Cet état des lieux permet de s'assurer qu'au cours de ces 6 dernières années, le salarié a bénéficié des entretiens professionnels et d'apprécier s'il a :
Suivi au moins une action de formation,
Acquis un des éléments de certification professionnelle (diplôme, titre professionnel, etc.) par la formation ou par une validation des acquis de l'expérience (VAE),
Bénéficié d'une progression salariale ou professionnelle. La progression salariale d'un salarié s'apprécie à la fois au niveau individuel et/ou au niveau collectif. La progression professionnelle comprend la progression salariale en elle-même, qu’elle qu’en soit la nature, mais aussi la mobilité professionnelle pour le même emploi mais avec progression au niveau des différents niveaux et / ou échelons hiérarchiques et/ou la mobilité professionnelle en lien avec une progression en termes de responsabilités ou un changement de métier.

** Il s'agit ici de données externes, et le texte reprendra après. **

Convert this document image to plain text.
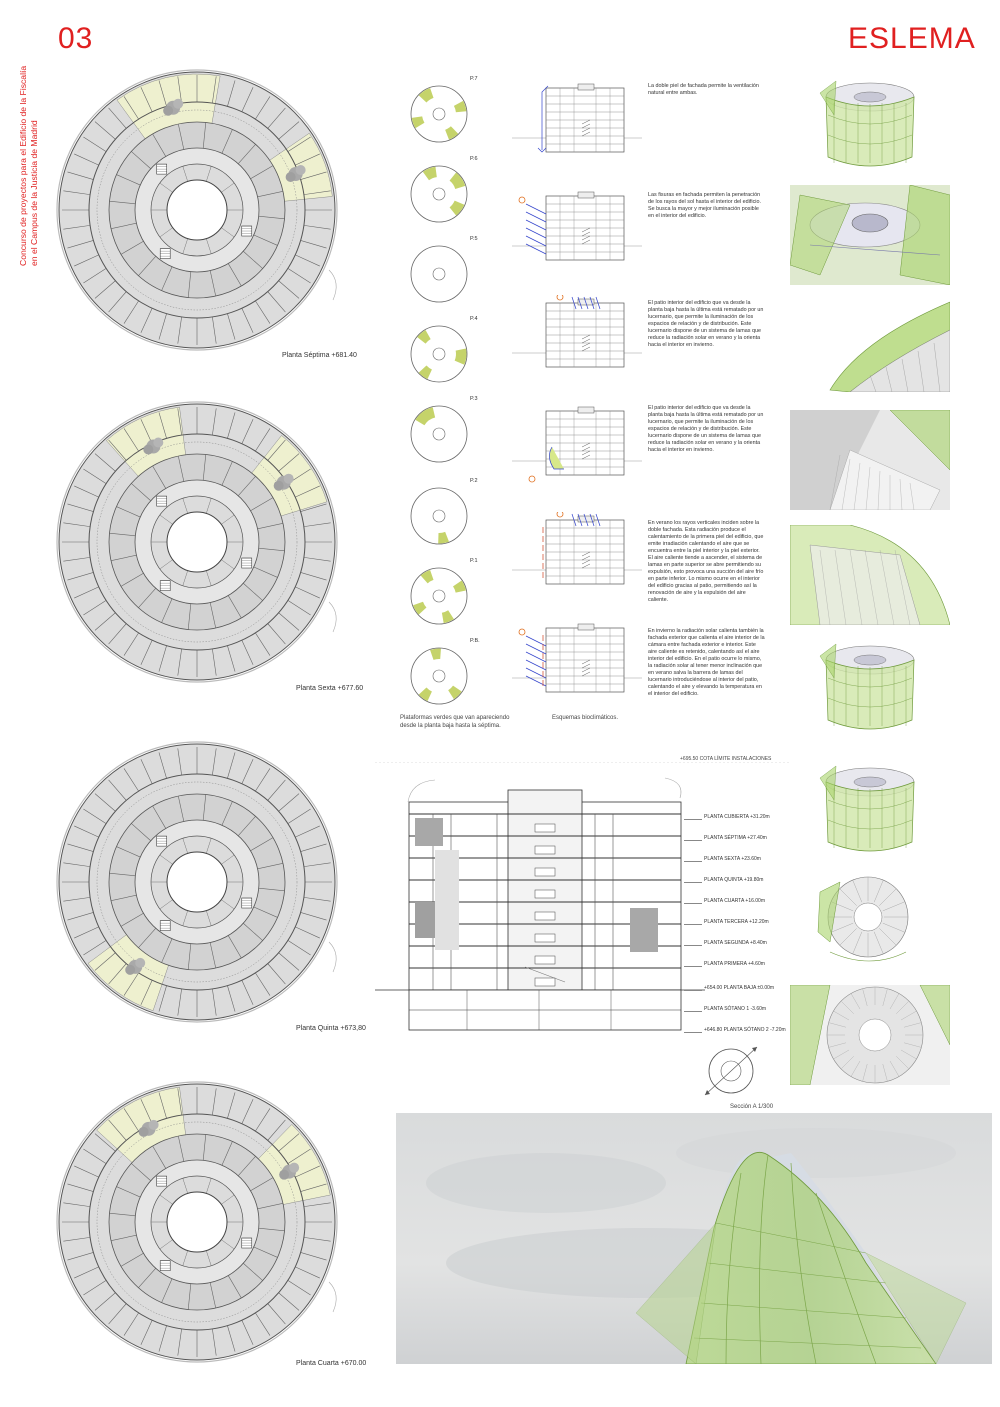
03	ESLEMA
Concurso de proyectos para el Edificio de la Fiscalía en el Campus de la Justicia de Madrid
Planta Séptima +681.40
Planta Sexta +677.60
Planta Quinta +673,80
Planta Cuarta +670.00
P.7
P.6
P.5
P.4
P.3
P.2
P.1
P.B.
Plataformas verdes que van apareciendo desde la planta baja hasta la séptima.
Esquemas bioclimáticos.
La doble piel de fachada permite la ventilación natural entre ambas.
Las fisuras en fachada permiten la penetración de los rayos del sol hasta el interior del edificio. Se busca la mayor y mejor iluminación posible en el interior del edificio.
El patio interior del edificio que va desde la planta baja hasta la última está rematado por un lucernario, que permite la iluminación de los espacios de relación y de distribución. Este lucernario dispone de un sistema de lamas que reduce la radiación solar en verano y la orienta hacia el interior en invierno.
El patio interior del edificio que va desde la planta baja hasta la última está rematado por un lucernario, que permite la iluminación de los espacios de relación y de distribución. Este lucernario dispone de un sistema de lamas que reduce la radiación solar en verano y la orienta hacia el interior en invierno.
En verano los rayos verticales inciden sobre la doble fachada. Esta radiación produce el calentamiento de la primera piel del edificio, que emite irradiación calentando el aire que se encuentra entre la piel interior y la piel exterior. El aire caliente tiende a ascender, el sistema de lamas en parte superior se abre permitiendo su expulsión, esto provoca una succión del aire frío en parte inferior. Lo mismo ocurre en el interior del edificio gracias al patio, permitiendo así la renovación de aire y la expulsión del aire caliente.
En invierno la radiación solar calienta también la fachada exterior que calienta el aire interior de la cámara entre fachada exterior e interior. Este aire caliente es retenido, calentando así el aire interior del edificio. En el patio ocurre lo mismo, la radiación solar al tener menor inclinación que en verano salva la barrera de lamas del lucernario introduciéndose al interior del patio, calentando el aire y elevando la temperatura en el interior del edificio.
+695.50 COTA LÍMITE INSTALACIONES
PLANTA CUBIERTA +31.20m
PLANTA SÉPTIMA +27.40m
PLANTA SEXTA +23.60m
PLANTA QUINTA +19.80m
PLANTA CUARTA +16.00m
PLANTA TERCERA +12.20m
PLANTA SEGUNDA +8.40m
PLANTA PRIMERA +4.60m
+654.00 PLANTA BAJA ±0.00m
PLANTA SÓTANO 1 -3.60m
+646.80 PLANTA SÓTANO 2 -7.20m
Sección A 1/300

ARTICLE 6 – DURÉE – REVISION
Le présent accord est conclu pour une durée déterminée de 3 années de date à date.
Il ne saurait produire effet au-delà de son terme.
À tout moment, chaque partie pourra également demander la révision de certaines clauses.
La demande de révision devra indiquer le ou les articles concernés et devra être accompagnée d’un projet de nouvelle rédaction de ces articles.
Si un avenant portant révision de tout ou partie de la présente convention est signé par les parties signataires, cet avenant se substituera de plein droit aux stipulations de l’accord qu’il modifie.
ARTICLE 7 – PUBLICITE ET DEPOT DE L’ACCORD
Le présent avenant a été signé par voie électronique conformément aux dispositions du règlement européen n° 910-2014 et de l’article 1367 du code civil.
Le présent avenant donnera lieu à dépôt dans les conditions prévues aux articles L. 2231-6 et D. 2231-2 et suivants du Code du travail. Il sera déposé :
sur la plateforme de téléprocédure dénommée «TéléAccords » accompagné des pièces prévues à l’article D. 2231-7 du Code du travail ; et en un exemplaire auprès du greffe du conseil de prud'hommes de Nantes.